In my last post, I mentioned that I set out 4 upcoming milestone. First of which was an UI overhaul that puts the emphasis on the human translator. Over the last few weeks I ended doing my milestone 2 first...
I was on a roll training new machine learning models and decided to just see it through and hold off on the editor UI. I experimented with brand new models that did some amazing things. The two that I want to show off today are the Japanese text detector, and retouch/inpainting model.
There are several existing projects online that people have attempted. I've tested their models and they don't work well. The two primary issues being that they work poorly on overlay text, and difficult to create training data. To address these issues, some innovation was required.
In one of my previous posts, I documented my experiments on extracting overlay text through image processing. I was able to use the techniques that I developed to effectively auto generate masks for a hand picked dataset. I was able to net around 400 pages out of my 4000 page OPM dataset that was also rich in overlay text. I then manually go in and fix everything that needed touch ups. This sped up data labeling process by at least few factors.
I also used an improved neural net architecture with this dataset, which produced results that vastly outperforms anything out there for overlay texts.

I've also been experimenting on inpainting models that can clean overlay texts. This effectively replaces human editing when doing retouch and redraws. I tested various models including those that used stable diffusion (what DALL-E uses). I ultimately settled on a model that is very fast and produced great results. I expect it to improve with more data added.

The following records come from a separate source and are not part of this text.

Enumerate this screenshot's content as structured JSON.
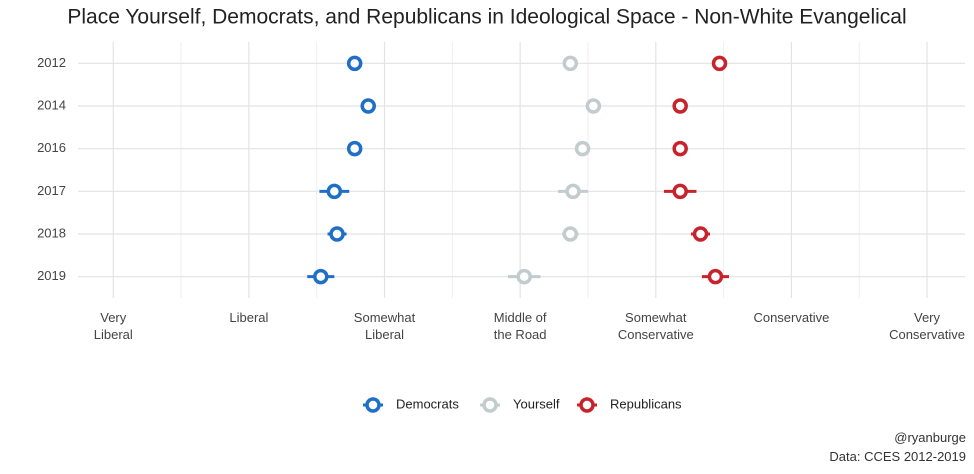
{
  "chart_data": {
    "type": "dot",
    "title": "Place Yourself, Democrats, and Republicans in Ideological Space - Non-White Evangelical",
    "categories": [
      "2012",
      "2014",
      "2016",
      "2017",
      "2018",
      "2019"
    ],
    "series": [
      {
        "name": "Democrats",
        "color": "#1f6fc8",
        "values": [
          2.78,
          2.88,
          2.78,
          2.63,
          2.65,
          2.53
        ],
        "errors": [
          0.05,
          0.05,
          0.05,
          0.11,
          0.07,
          0.1
        ]
      },
      {
        "name": "Yourself",
        "color": "#c2cccc",
        "values": [
          4.37,
          4.54,
          4.46,
          4.39,
          4.37,
          4.03
        ],
        "errors": [
          0.05,
          0.05,
          0.05,
          0.11,
          0.06,
          0.12
        ]
      },
      {
        "name": "Republicans",
        "color": "#c8232b",
        "values": [
          5.47,
          5.18,
          5.18,
          5.18,
          5.33,
          5.44
        ],
        "errors": [
          0.05,
          0.05,
          0.05,
          0.12,
          0.07,
          0.1
        ]
      }
    ],
    "xlim": [
      0.74,
      7.28
    ],
    "xticks": [
      {
        "value": 1,
        "label": "Very\nLiberal"
      },
      {
        "value": 2,
        "label": "Liberal"
      },
      {
        "value": 3,
        "label": "Somewhat\nLiberal"
      },
      {
        "value": 4,
        "label": "Middle of\nthe Road"
      },
      {
        "value": 5,
        "label": "Somewhat\nConservative"
      },
      {
        "value": 6,
        "label": "Conservative"
      },
      {
        "value": 7,
        "label": "Very\nConservative"
      }
    ],
    "grid": true,
    "legend": "bottom",
    "caption": [
      "@ryanburge",
      "Data: CCES 2012-2019"
    ]
  }
}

The OCR models remains unchanged, but OCR confidence is vastly increased due to the new text detector model. You should see many more text being translated. With that being said, I'm going de-prioritize refining OCR model. I think the value of having better OCR diminishes with the coming updates to the editor. It will be apparent very soon.

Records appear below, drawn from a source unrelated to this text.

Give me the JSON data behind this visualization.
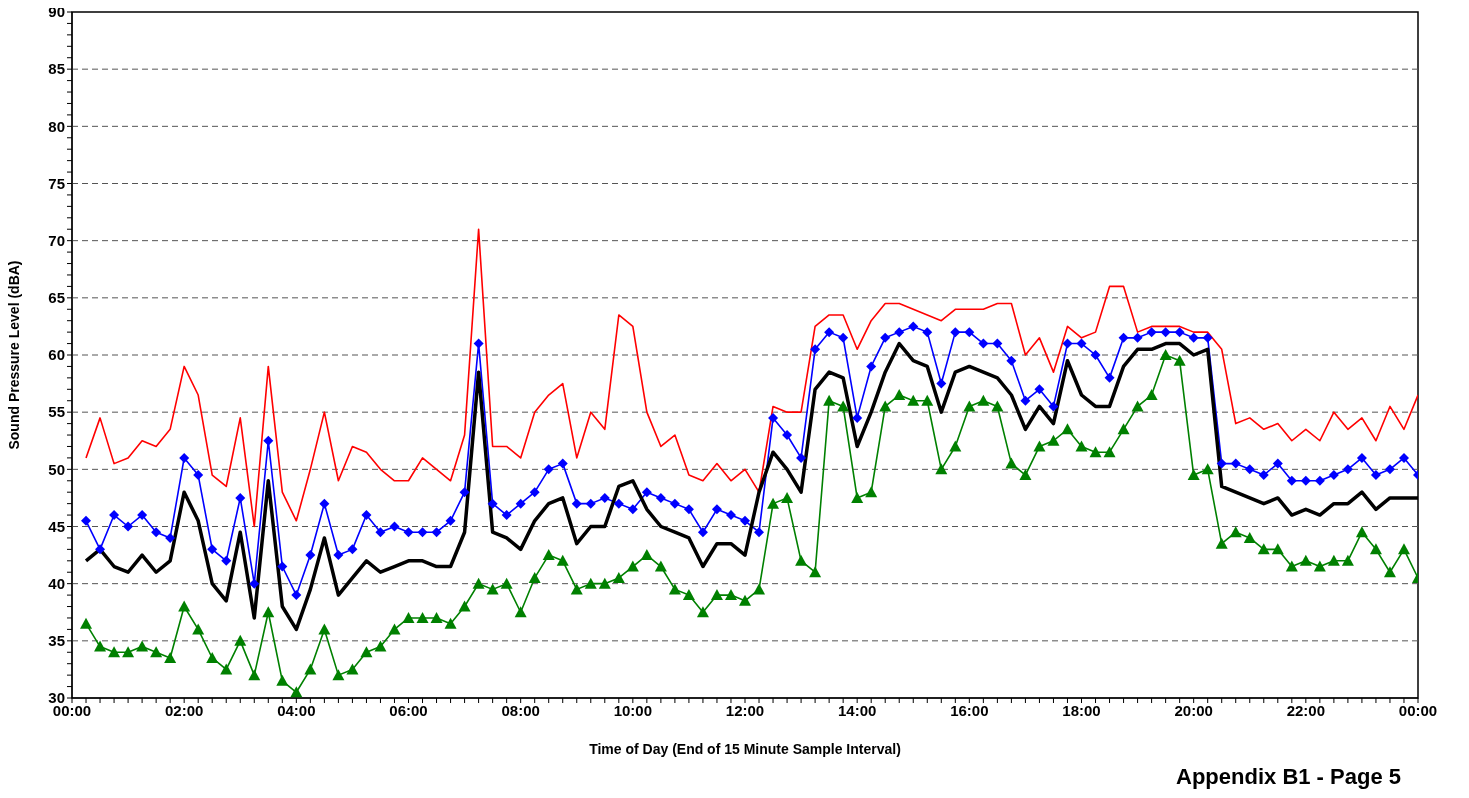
{
  "chart_data": {
    "type": "line",
    "xlabel": "Time of Day (End of 15 Minute Sample Interval)",
    "ylabel": "Sound Pressure Level (dBA)",
    "annotations": [
      "Appendix B1 - Page 5"
    ],
    "x": [
      0.25,
      0.5,
      0.75,
      1,
      1.25,
      1.5,
      1.75,
      2,
      2.25,
      2.5,
      2.75,
      3,
      3.25,
      3.5,
      3.75,
      4,
      4.25,
      4.5,
      4.75,
      5,
      5.25,
      5.5,
      5.75,
      6,
      6.25,
      6.5,
      6.75,
      7,
      7.25,
      7.5,
      7.75,
      8,
      8.25,
      8.5,
      8.75,
      9,
      9.25,
      9.5,
      9.75,
      10,
      10.25,
      10.5,
      10.75,
      11,
      11.25,
      11.5,
      11.75,
      12,
      12.25,
      12.5,
      12.75,
      13,
      13.25,
      13.5,
      13.75,
      14,
      14.25,
      14.5,
      14.75,
      15,
      15.25,
      15.5,
      15.75,
      16,
      16.25,
      16.5,
      16.75,
      17,
      17.25,
      17.5,
      17.75,
      18,
      18.25,
      18.5,
      18.75,
      19,
      19.25,
      19.5,
      19.75,
      20,
      20.25,
      20.5,
      20.75,
      21,
      21.25,
      21.5,
      21.75,
      22,
      22.25,
      22.5,
      22.75,
      23,
      23.25,
      23.5,
      23.75,
      24
    ],
    "series": [
      {
        "color": "#ff0000",
        "marker": "none",
        "values": [
          51,
          54.5,
          50.5,
          51,
          52.5,
          52,
          53.5,
          59,
          56.5,
          49.5,
          48.5,
          54.5,
          45,
          59,
          48,
          45.5,
          50,
          55,
          49,
          52,
          51.5,
          50,
          49,
          49,
          51,
          50,
          49,
          53,
          71,
          52,
          52,
          51,
          55,
          56.5,
          57.5,
          51,
          55,
          53.5,
          63.5,
          62.5,
          55,
          52,
          53,
          49.5,
          49,
          50.5,
          49,
          50,
          48,
          55.5,
          55,
          55,
          62.5,
          63.5,
          63.5,
          60.5,
          63,
          64.5,
          64.5,
          64,
          63.5,
          63,
          64,
          64,
          64,
          64.5,
          64.5,
          60,
          61.5,
          58.5,
          62.5,
          61.5,
          62,
          66,
          66,
          62,
          62.5,
          62.5,
          62.5,
          62,
          62,
          60.5,
          54,
          54.5,
          53.5,
          54,
          52.5,
          53.5,
          52.5,
          55,
          53.5,
          54.5,
          52.5,
          55.5,
          53.5,
          56.5
        ]
      },
      {
        "color": "#0000ff",
        "marker": "diamond",
        "values": [
          45.5,
          43,
          46,
          45,
          46,
          44.5,
          44,
          51,
          49.5,
          43,
          42,
          47.5,
          40,
          52.5,
          41.5,
          39,
          42.5,
          47,
          42.5,
          43,
          46,
          44.5,
          45,
          44.5,
          44.5,
          44.5,
          45.5,
          48,
          61,
          47,
          46,
          47,
          48,
          50,
          50.5,
          47,
          47,
          47.5,
          47,
          46.5,
          48,
          47.5,
          47,
          46.5,
          44.5,
          46.5,
          46,
          45.5,
          44.5,
          54.5,
          53,
          51,
          60.5,
          62,
          61.5,
          54.5,
          59,
          61.5,
          62,
          62.5,
          62,
          57.5,
          62,
          62,
          61,
          61,
          59.5,
          56,
          57,
          55.5,
          61,
          61,
          60,
          58,
          61.5,
          61.5,
          62,
          62,
          62,
          61.5,
          61.5,
          50.5,
          50.5,
          50,
          49.5,
          50.5,
          49,
          49,
          49,
          49.5,
          50,
          51,
          49.5,
          50,
          51,
          49.5
        ]
      },
      {
        "color": "#000000",
        "marker": "none",
        "values": [
          42,
          43,
          41.5,
          41,
          42.5,
          41,
          42,
          48,
          45.5,
          40,
          38.5,
          44.5,
          37,
          49,
          38,
          36,
          39.5,
          44,
          39,
          40.5,
          42,
          41,
          41.5,
          42,
          42,
          41.5,
          41.5,
          44.5,
          58.5,
          44.5,
          44,
          43,
          45.5,
          47,
          47.5,
          43.5,
          45,
          45,
          48.5,
          49,
          46.5,
          45,
          44.5,
          44,
          41.5,
          43.5,
          43.5,
          42.5,
          48,
          51.5,
          50,
          48,
          57,
          58.5,
          58,
          52,
          55,
          58.5,
          61,
          59.5,
          59,
          55,
          58.5,
          59,
          58.5,
          58,
          56.5,
          53.5,
          55.5,
          54,
          59.5,
          56.5,
          55.5,
          55.5,
          59,
          60.5,
          60.5,
          61,
          61,
          60,
          60.5,
          48.5,
          48,
          47.5,
          47,
          47.5,
          46,
          46.5,
          46,
          47,
          47,
          48,
          46.5,
          47.5,
          47.5,
          47.5
        ]
      },
      {
        "color": "#008000",
        "marker": "triangle",
        "values": [
          36.5,
          34.5,
          34,
          34,
          34.5,
          34,
          33.5,
          38,
          36,
          33.5,
          32.5,
          35,
          32,
          37.5,
          31.5,
          30.5,
          32.5,
          36,
          32,
          32.5,
          34,
          34.5,
          36,
          37,
          37,
          37,
          36.5,
          38,
          40,
          39.5,
          40,
          37.5,
          40.5,
          42.5,
          42,
          39.5,
          40,
          40,
          40.5,
          41.5,
          42.5,
          41.5,
          39.5,
          39,
          37.5,
          39,
          39,
          38.5,
          39.5,
          47,
          47.5,
          42,
          41,
          56,
          55.5,
          47.5,
          48,
          55.5,
          56.5,
          56,
          56,
          50,
          52,
          55.5,
          56,
          55.5,
          50.5,
          49.5,
          52,
          52.5,
          53.5,
          52,
          51.5,
          51.5,
          53.5,
          55.5,
          56.5,
          60,
          59.5,
          49.5,
          50,
          43.5,
          44.5,
          44,
          43,
          43,
          41.5,
          42,
          41.5,
          42,
          42,
          44.5,
          43,
          41,
          43,
          40.5
        ]
      }
    ],
    "xlim": [
      0,
      24
    ],
    "xticks": [
      {
        "value": 0,
        "label": "00:00"
      },
      {
        "value": 0.25,
        "label": null
      },
      {
        "value": 0.5,
        "label": null
      },
      {
        "value": 0.75,
        "label": null
      },
      {
        "value": 1,
        "label": null
      },
      {
        "value": 1.25,
        "label": null
      },
      {
        "value": 1.5,
        "label": null
      },
      {
        "value": 1.75,
        "label": null
      },
      {
        "value": 2,
        "label": "02:00"
      },
      {
        "value": 2.25,
        "label": null
      },
      {
        "value": 2.5,
        "label": null
      },
      {
        "value": 2.75,
        "label": null
      },
      {
        "value": 3,
        "label": null
      },
      {
        "value": 3.25,
        "label": null
      },
      {
        "value": 3.5,
        "label": null
      },
      {
        "value": 3.75,
        "label": null
      },
      {
        "value": 4,
        "label": "04:00"
      },
      {
        "value": 4.25,
        "label": null
      },
      {
        "value": 4.5,
        "label": null
      },
      {
        "value": 4.75,
        "label": null
      },
      {
        "value": 5,
        "label": null
      },
      {
        "value": 5.25,
        "label": null
      },
      {
        "value": 5.5,
        "label": null
      },
      {
        "value": 5.75,
        "label": null
      },
      {
        "value": 6,
        "label": "06:00"
      },
      {
        "value": 6.25,
        "label": null
      },
      {
        "value": 6.5,
        "label": null
      },
      {
        "value": 6.75,
        "label": null
      },
      {
        "value": 7,
        "label": null
      },
      {
        "value": 7.25,
        "label": null
      },
      {
        "value": 7.5,
        "label": null
      },
      {
        "value": 7.75,
        "label": null
      },
      {
        "value": 8,
        "label": "08:00"
      },
      {
        "value": 8.25,
        "label": null
      },
      {
        "value": 8.5,
        "label": null
      },
      {
        "value": 8.75,
        "label": null
      },
      {
        "value": 9,
        "label": null
      },
      {
        "value": 9.25,
        "label": null
      },
      {
        "value": 9.5,
        "label": null
      },
      {
        "value": 9.75,
        "label": null
      },
      {
        "value": 10,
        "label": "10:00"
      },
      {
        "value": 10.25,
        "label": null
      },
      {
        "value": 10.5,
        "label": null
      },
      {
        "value": 10.75,
        "label": null
      },
      {
        "value": 11,
        "label": null
      },
      {
        "value": 11.25,
        "label": null
      },
      {
        "value": 11.5,
        "label": null
      },
      {
        "value": 11.75,
        "label": null
      },
      {
        "value": 12,
        "label": "12:00"
      },
      {
        "value": 12.25,
        "label": null
      },
      {
        "value": 12.5,
        "label": null
      },
      {
        "value": 12.75,
        "label": null
      },
      {
        "value": 13,
        "label": null
      },
      {
        "value": 13.25,
        "label": null
      },
      {
        "value": 13.5,
        "label": null
      },
      {
        "value": 13.75,
        "label": null
      },
      {
        "value": 14,
        "label": "14:00"
      },
      {
        "value": 14.25,
        "label": null
      },
      {
        "value": 14.5,
        "label": null
      },
      {
        "value": 14.75,
        "label": null
      },
      {
        "value": 15,
        "label": null
      },
      {
        "value": 15.25,
        "label": null
      },
      {
        "value": 15.5,
        "label": null
      },
      {
        "value": 15.75,
        "label": null
      },
      {
        "value": 16,
        "label": "16:00"
      },
      {
        "value": 16.25,
        "label": null
      },
      {
        "value": 16.5,
        "label": null
      },
      {
        "value": 16.75,
        "label": null
      },
      {
        "value": 17,
        "label": null
      },
      {
        "value": 17.25,
        "label": null
      },
      {
        "value": 17.5,
        "label": null
      },
      {
        "value": 17.75,
        "label": null
      },
      {
        "value": 18,
        "label": "18:00"
      },
      {
        "value": 18.25,
        "label": null
      },
      {
        "value": 18.5,
        "label": null
      },
      {
        "value": 18.75,
        "label": null
      },
      {
        "value": 19,
        "label": null
      },
      {
        "value": 19.25,
        "label": null
      },
      {
        "value": 19.5,
        "label": null
      },
      {
        "value": 19.75,
        "label": null
      },
      {
        "value": 20,
        "label": "20:00"
      },
      {
        "value": 20.25,
        "label": null
      },
      {
        "value": 20.5,
        "label": null
      },
      {
        "value": 20.75,
        "label": null
      },
      {
        "value": 21,
        "label": null
      },
      {
        "value": 21.25,
        "label": null
      },
      {
        "value": 21.5,
        "label": null
      },
      {
        "value": 21.75,
        "label": null
      },
      {
        "value": 22,
        "label": "22:00"
      },
      {
        "value": 22.25,
        "label": null
      },
      {
        "value": 22.5,
        "label": null
      },
      {
        "value": 22.75,
        "label": null
      },
      {
        "value": 23,
        "label": null
      },
      {
        "value": 23.25,
        "label": null
      },
      {
        "value": 23.5,
        "label": null
      },
      {
        "value": 23.75,
        "label": null
      },
      {
        "value": 24,
        "label": "00:00"
      }
    ],
    "ylim": [
      30,
      90
    ],
    "yticks": [
      30,
      {
        "value": 31,
        "label": null
      },
      {
        "value": 32,
        "label": null
      },
      {
        "value": 33,
        "label": null
      },
      {
        "value": 34,
        "label": null
      },
      35,
      {
        "value": 36,
        "label": null
      },
      {
        "value": 37,
        "label": null
      },
      {
        "value": 38,
        "label": null
      },
      {
        "value": 39,
        "label": null
      },
      40,
      {
        "value": 41,
        "label": null
      },
      {
        "value": 42,
        "label": null
      },
      {
        "value": 43,
        "label": null
      },
      {
        "value": 44,
        "label": null
      },
      45,
      {
        "value": 46,
        "label": null
      },
      {
        "value": 47,
        "label": null
      },
      {
        "value": 48,
        "label": null
      },
      {
        "value": 49,
        "label": null
      },
      50,
      {
        "value": 51,
        "label": null
      },
      {
        "value": 52,
        "label": null
      },
      {
        "value": 53,
        "label": null
      },
      {
        "value": 54,
        "label": null
      },
      55,
      {
        "value": 56,
        "label": null
      },
      {
        "value": 57,
        "label": null
      },
      {
        "value": 58,
        "label": null
      },
      {
        "value": 59,
        "label": null
      },
      60,
      {
        "value": 61,
        "label": null
      },
      {
        "value": 62,
        "label": null
      },
      {
        "value": 63,
        "label": null
      },
      {
        "value": 64,
        "label": null
      },
      65,
      {
        "value": 66,
        "label": null
      },
      {
        "value": 67,
        "label": null
      },
      {
        "value": 68,
        "label": null
      },
      {
        "value": 69,
        "label": null
      },
      70,
      {
        "value": 71,
        "label": null
      },
      {
        "value": 72,
        "label": null
      },
      {
        "value": 73,
        "label": null
      },
      {
        "value": 74,
        "label": null
      },
      75,
      {
        "value": 76,
        "label": null
      },
      {
        "value": 77,
        "label": null
      },
      {
        "value": 78,
        "label": null
      },
      {
        "value": 79,
        "label": null
      },
      80,
      {
        "value": 81,
        "label": null
      },
      {
        "value": 82,
        "label": null
      },
      {
        "value": 83,
        "label": null
      },
      {
        "value": 84,
        "label": null
      },
      85,
      {
        "value": 86,
        "label": null
      },
      {
        "value": 87,
        "label": null
      },
      {
        "value": 88,
        "label": null
      },
      {
        "value": 89,
        "label": null
      },
      90
    ],
    "grid": "y",
    "line_style": "solid"
  }
}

I've also trained and deployed models behind the scenes that I will save for a future post. They are quite exciting and will be more apparent with the new editor UI.

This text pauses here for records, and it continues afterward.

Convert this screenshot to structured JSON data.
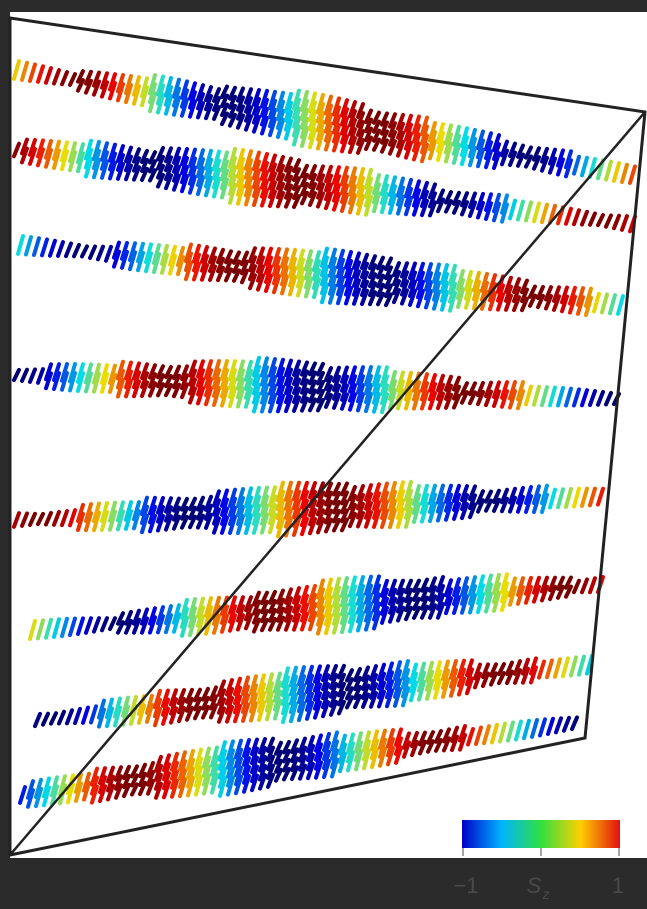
{
  "colorbar": {
    "min_label": "−1",
    "title": "S",
    "title_sub": "z",
    "max_label": "1"
  }
}
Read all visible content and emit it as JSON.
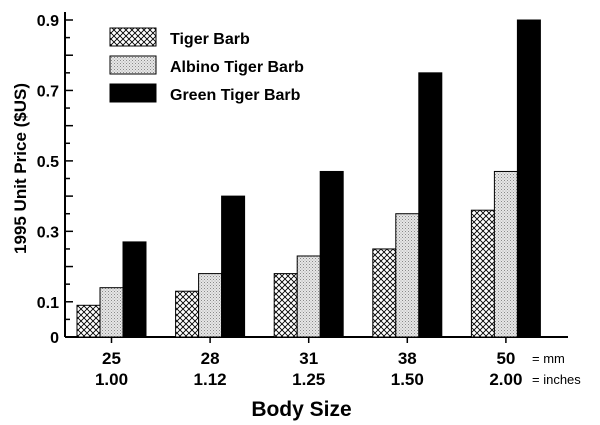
{
  "chart_data": {
    "type": "bar",
    "title": "",
    "xlabel": "Body Size",
    "ylabel": "1995 Unit Price ($US)",
    "ylim": [
      0,
      0.9
    ],
    "yticks": [
      {
        "value": 0,
        "label": "0"
      },
      {
        "value": 0.1,
        "label": "0.1"
      },
      {
        "value": 0.3,
        "label": "0.3"
      },
      {
        "value": 0.5,
        "label": "0.5"
      },
      {
        "value": 0.7,
        "label": "0.7"
      },
      {
        "value": 0.9,
        "label": "0.9"
      }
    ],
    "categories": [
      {
        "mm": "25",
        "inches": "1.00"
      },
      {
        "mm": "28",
        "inches": "1.12"
      },
      {
        "mm": "31",
        "inches": "1.25"
      },
      {
        "mm": "38",
        "inches": "1.50"
      },
      {
        "mm": "50",
        "inches": "2.00"
      }
    ],
    "unit_labels": {
      "mm": "= mm",
      "inches": "= inches"
    },
    "series": [
      {
        "name": "Tiger Barb",
        "pattern": "crosshatch",
        "values": [
          0.09,
          0.13,
          0.18,
          0.25,
          0.36
        ]
      },
      {
        "name": "Albino Tiger Barb",
        "pattern": "stipple",
        "values": [
          0.14,
          0.18,
          0.23,
          0.35,
          0.47
        ]
      },
      {
        "name": "Green Tiger Barb",
        "pattern": "solid",
        "color": "#000000",
        "values": [
          0.27,
          0.4,
          0.47,
          0.75,
          0.9
        ]
      }
    ],
    "grid": false,
    "legend": "top-left"
  }
}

You can try out the all of the above from the current public alpha-test. I'll likely announce a new alpha-test in the coming months.

At this point, I believe I solved all of the puzzle pieces required for lightning fast manga translation. Going forward it's about expanding the dataset beyond OPM, adding quality of life features to the editor to make the translation process seamless.
I am now resuming my milestone 1 work on UI overhaul. Will update soon. Stay tuned!